There are several tasks that should be performed before you install PMDF for the first time. These tasks are discussed in the next sections.

1.2.1 Add Two User Accounts

You must add two user accounts for PMDF to the system password file. You must also specify (but not create) the accounts' home directories. Use the vipw utility to edit the system password file (/etc/passwd) and add the accounts. (Do not use adduser, as that will create home directories.) Specify pmdf as the first username, with /pmdf/queue as its home directory. Specify pmdfuser as the second username, also using /pmdf/queue as its home directory. Make sure that the user ids and group ids for the pmdf and pmdfuser accounts are unique from each other, as well as from all other accounts on your system. For example, if your system has no accounts with user id or group id 30 or 31, then the following examples are valid entries to the /etc/passwd file:


pmdf:*:30:30:PMDF:/pmdf/queue:/bin/sh 
pmdfuser:*:31:31:PMDF user:/pmdf/queue:/bin/sh 

1.2.2 Install All Required Patches to the Tru64 UNIX Operating System

Contact Hewlett-Packard for a list of patches that are recommended for your version of Tru64 UNIX.

1.2.3 Check System Kernel Parameters

The default values for the Tru64 UNIX system kernel parameters (such as max-proc-per-user and max-threads-per-user) might be too low for a medium or large PMDF system.

Note

PMDF jobs that process messages will normally be running under the pmdf account.
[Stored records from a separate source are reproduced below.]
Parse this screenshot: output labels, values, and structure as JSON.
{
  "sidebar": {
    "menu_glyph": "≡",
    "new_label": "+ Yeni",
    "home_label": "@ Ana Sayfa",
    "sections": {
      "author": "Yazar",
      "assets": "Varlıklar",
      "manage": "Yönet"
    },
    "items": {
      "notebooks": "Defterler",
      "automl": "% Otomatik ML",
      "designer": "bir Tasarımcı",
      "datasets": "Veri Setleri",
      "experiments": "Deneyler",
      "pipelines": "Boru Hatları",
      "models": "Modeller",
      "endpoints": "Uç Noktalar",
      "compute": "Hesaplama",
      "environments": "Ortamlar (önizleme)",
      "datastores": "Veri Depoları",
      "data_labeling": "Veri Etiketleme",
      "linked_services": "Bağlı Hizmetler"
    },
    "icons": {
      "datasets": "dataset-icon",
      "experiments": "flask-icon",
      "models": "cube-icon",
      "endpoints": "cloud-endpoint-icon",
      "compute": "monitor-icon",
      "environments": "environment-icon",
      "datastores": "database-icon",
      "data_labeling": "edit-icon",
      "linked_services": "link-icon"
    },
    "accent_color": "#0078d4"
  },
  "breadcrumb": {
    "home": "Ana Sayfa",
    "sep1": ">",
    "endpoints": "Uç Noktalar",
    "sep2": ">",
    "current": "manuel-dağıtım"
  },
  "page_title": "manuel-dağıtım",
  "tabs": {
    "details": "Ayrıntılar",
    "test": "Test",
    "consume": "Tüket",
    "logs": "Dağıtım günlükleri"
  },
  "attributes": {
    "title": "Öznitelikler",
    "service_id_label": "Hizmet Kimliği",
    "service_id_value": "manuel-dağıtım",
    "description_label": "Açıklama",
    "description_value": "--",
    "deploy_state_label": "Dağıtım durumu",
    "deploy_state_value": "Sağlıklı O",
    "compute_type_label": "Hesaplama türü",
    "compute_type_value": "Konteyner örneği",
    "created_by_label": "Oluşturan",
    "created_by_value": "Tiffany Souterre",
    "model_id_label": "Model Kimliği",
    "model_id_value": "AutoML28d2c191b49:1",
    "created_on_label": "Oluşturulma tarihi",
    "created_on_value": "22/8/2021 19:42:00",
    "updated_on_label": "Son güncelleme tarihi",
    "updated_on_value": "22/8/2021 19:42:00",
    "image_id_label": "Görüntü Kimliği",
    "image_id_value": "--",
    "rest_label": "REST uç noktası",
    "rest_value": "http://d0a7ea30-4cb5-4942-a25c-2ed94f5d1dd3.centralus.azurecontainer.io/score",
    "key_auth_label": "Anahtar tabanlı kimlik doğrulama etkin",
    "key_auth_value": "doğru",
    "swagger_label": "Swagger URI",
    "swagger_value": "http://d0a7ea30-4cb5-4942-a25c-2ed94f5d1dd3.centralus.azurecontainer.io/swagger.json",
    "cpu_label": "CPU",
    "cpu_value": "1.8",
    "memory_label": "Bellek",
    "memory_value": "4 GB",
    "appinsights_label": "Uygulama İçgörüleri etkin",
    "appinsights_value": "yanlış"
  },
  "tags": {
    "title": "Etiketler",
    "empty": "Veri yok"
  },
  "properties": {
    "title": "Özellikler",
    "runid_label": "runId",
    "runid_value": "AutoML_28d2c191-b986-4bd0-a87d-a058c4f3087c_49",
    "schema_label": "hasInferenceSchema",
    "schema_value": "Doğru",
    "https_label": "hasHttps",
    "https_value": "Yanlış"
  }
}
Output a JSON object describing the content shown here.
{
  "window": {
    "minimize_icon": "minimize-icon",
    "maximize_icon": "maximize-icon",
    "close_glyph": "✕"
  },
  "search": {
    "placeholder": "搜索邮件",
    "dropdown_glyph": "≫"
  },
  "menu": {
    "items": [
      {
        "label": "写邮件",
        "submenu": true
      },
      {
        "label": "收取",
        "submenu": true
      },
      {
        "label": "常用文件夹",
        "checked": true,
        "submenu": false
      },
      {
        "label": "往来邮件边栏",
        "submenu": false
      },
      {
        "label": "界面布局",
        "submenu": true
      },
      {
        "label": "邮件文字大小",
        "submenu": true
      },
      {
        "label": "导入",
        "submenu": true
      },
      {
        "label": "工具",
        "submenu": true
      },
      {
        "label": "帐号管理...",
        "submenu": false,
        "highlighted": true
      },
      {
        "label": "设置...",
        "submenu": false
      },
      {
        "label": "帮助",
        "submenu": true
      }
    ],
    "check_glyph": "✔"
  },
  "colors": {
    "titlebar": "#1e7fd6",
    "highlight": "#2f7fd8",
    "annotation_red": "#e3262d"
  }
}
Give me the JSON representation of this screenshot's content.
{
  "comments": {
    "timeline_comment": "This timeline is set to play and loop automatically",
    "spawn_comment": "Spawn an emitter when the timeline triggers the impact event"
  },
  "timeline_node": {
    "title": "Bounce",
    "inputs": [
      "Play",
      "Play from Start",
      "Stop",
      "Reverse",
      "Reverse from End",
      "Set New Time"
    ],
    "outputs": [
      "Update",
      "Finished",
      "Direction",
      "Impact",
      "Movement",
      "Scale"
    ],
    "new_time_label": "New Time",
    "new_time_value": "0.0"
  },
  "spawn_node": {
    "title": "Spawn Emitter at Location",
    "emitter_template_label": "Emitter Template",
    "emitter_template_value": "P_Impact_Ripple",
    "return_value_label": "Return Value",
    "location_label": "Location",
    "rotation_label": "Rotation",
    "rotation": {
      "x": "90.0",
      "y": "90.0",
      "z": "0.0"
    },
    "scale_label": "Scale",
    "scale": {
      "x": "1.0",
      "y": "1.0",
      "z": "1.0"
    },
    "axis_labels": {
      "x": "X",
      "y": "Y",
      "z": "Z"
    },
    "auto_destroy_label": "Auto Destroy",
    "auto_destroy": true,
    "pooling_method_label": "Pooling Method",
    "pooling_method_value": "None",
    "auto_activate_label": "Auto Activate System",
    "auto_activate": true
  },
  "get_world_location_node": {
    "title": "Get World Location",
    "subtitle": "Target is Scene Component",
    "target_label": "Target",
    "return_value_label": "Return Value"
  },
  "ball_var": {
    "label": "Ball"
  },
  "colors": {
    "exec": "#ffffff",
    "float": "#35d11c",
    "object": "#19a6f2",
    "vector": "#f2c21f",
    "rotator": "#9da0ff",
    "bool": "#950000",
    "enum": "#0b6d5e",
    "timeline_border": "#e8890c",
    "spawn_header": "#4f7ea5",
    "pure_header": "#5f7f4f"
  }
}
PMDF also includes many multithreaded components (such as the PMDF SMTP client), as well as the Dispatcher and the servers that run under it (such as the SMTP, POP3, and IMAP servers).
Therefore, you need to allow enough processes and threads per user to handle the expected number of PMDF processes and threads.

To determine the maximum number of threads needed by PMDF, you need to find the total number of threads that will potentially be used by the Job Controller and the Dispatcher services:
Total_threads = J_threads + D_threads

For the Job Controller, compute the number of queues that run outbound TCP/IP channel jobs times the JOB_LIMIT for each queue times the MAX_CLIENT_THREADS channel option, plus the JOB_LIMIT for each other queue (that is, those running single threaded jobs), plus the sum of all the Job Controller's JOB_LIMIT values (as one thread is used by the Job Controller per job as overhead), plus a few more threads for general Job Controller management overhead:
Jthreads = Sumnon-TCP/IP queues (job_limit+1) + SumTCP/IP queues (job_limit*max_client_threads + 1) + a few

For the Dispatcher services, compute
Dthreads = 3 + Sumservices (2+NUM_PORTS + MAX_PROCS*(3+MAX_CONNS)) where ports = number of ports that the service listens on.

The current values of your system kernel parameters can be viewed by using one of the following commands:


# sysconfigdb -l
or


# sysconfig -q proc

If the current values are not high enough for the sort of PMDF load you expect, increase the values (using the sysconfigdb utility), and then reboot your system so that the increases will take effect.